Milliyetçilik talimatı John Bass’tan mı?
Baykal’a kaset kumpası kurulmadan iki yıl önce ismi, ABD derin devletinin raporlarına CHP’nin yeni genel başkanı olarak giren Kılıçdaroğlu, ‘milliyetçi’ bir çizgiye yöneldi.
Bu politik strateji, anayasa değişikliği teklifine ilişkin MHP tabanını yönlendirme çabası olarak değerlendirildi. 15 Temmuz darbe girişimi sonrası ABD’nin Ankara Büyükelçisi Bass ile görüşmesinin ardından Yenikapı ruhuna ihanet eden Kılıçdaroğlu’nun ‘milliyetçi’ politikasının da ABD kaynaklı olduğuna işaret ediliyor. CHP liderinin bu tutumu, kendisini destekleyen Obama yönetiminin görevi bırakmasından önceki son hamlesi.

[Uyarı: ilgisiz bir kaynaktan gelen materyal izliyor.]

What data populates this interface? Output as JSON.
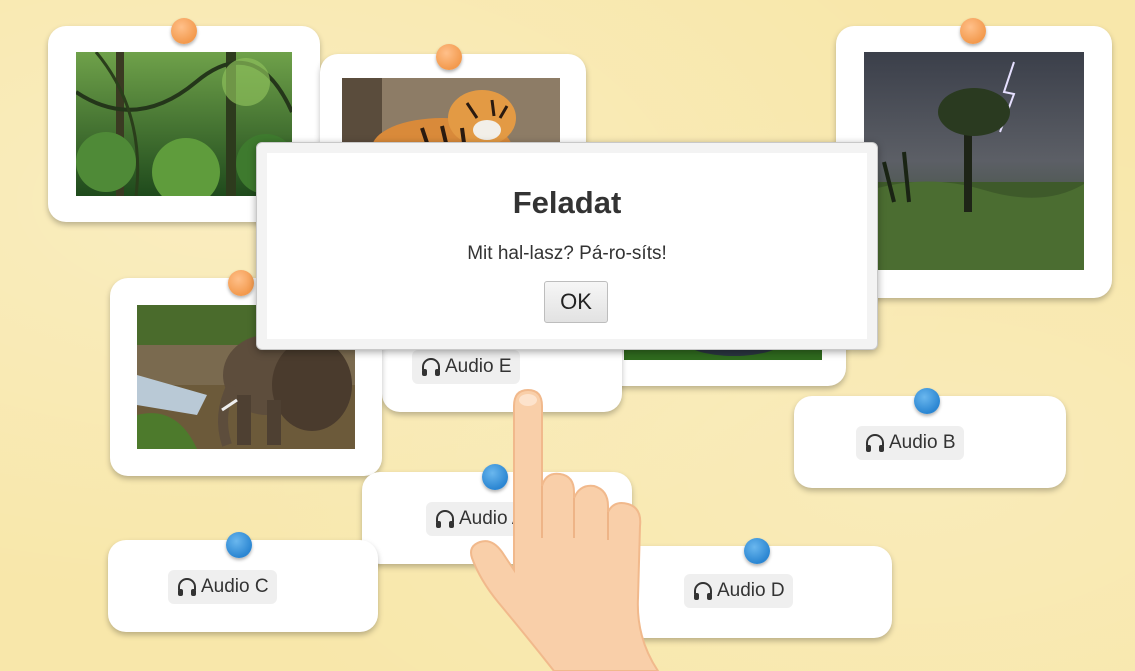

Kılıçdaroğlu'nun bu politik stratejisi, MHP tabanını yönlendirme çabası olarak görülüyor. “Neden CHP milliyetçi söyleme ağırlık verdi” sorusu, son günlerde kulislerde en çok sorulan soru. Burada da dikkatler yine ABD'ye çevrilmiş durumda. 15 Temmuz darbe girişimi sonrası ABD Büyükelçisi John Bass ile baş başa yaptığı 15 dakikalık görüşmenin ardından Yenikapı ruhuna ihanet eden Kılıçdaroğlu'nun “milliyetçi” politikasının da ancak ABD kaynaklı olabileceği değerlendiriliyor. Kılıçdaroğlu'nun bu son hamlesi. Çünkü, kendisini destekleyen Obama yönetimi 20 Ocak'ta görevi devrediyor.
FETÖ'NÜN SÖYLEMLERİ
Anayasa değişikliğinin ardından milliyetçi tutum takınmaya başlayan CHP lideri, referandumda MHP tabanına oynamaya başladı. MHP lideri Devlet Bahçeli ile görüşmesi önceisnde kendisini Twitter'dan bombardımana tutan Bahçeli ile görüüp görüşmeyeceğinin sorulması üzerine “Söz konusu vatansa gerisi teferruattır” ifadelerini kullandı. 2008 yılından bu yana ABD'nin güdümünde olan Kılıçdaroğlu, Yenikapı ruhunu da ABD'nin Ankara Büyükelçisi John Bass ile yaptığı görüşmenin ardından terketti. Kılıçdaroğlu, Bass ile görüşmesinin ardından FETÖ'nün söylemlerine paralel, 15 Temmuz girişiminin kontrollü bir darbe olduğunu iddia etti.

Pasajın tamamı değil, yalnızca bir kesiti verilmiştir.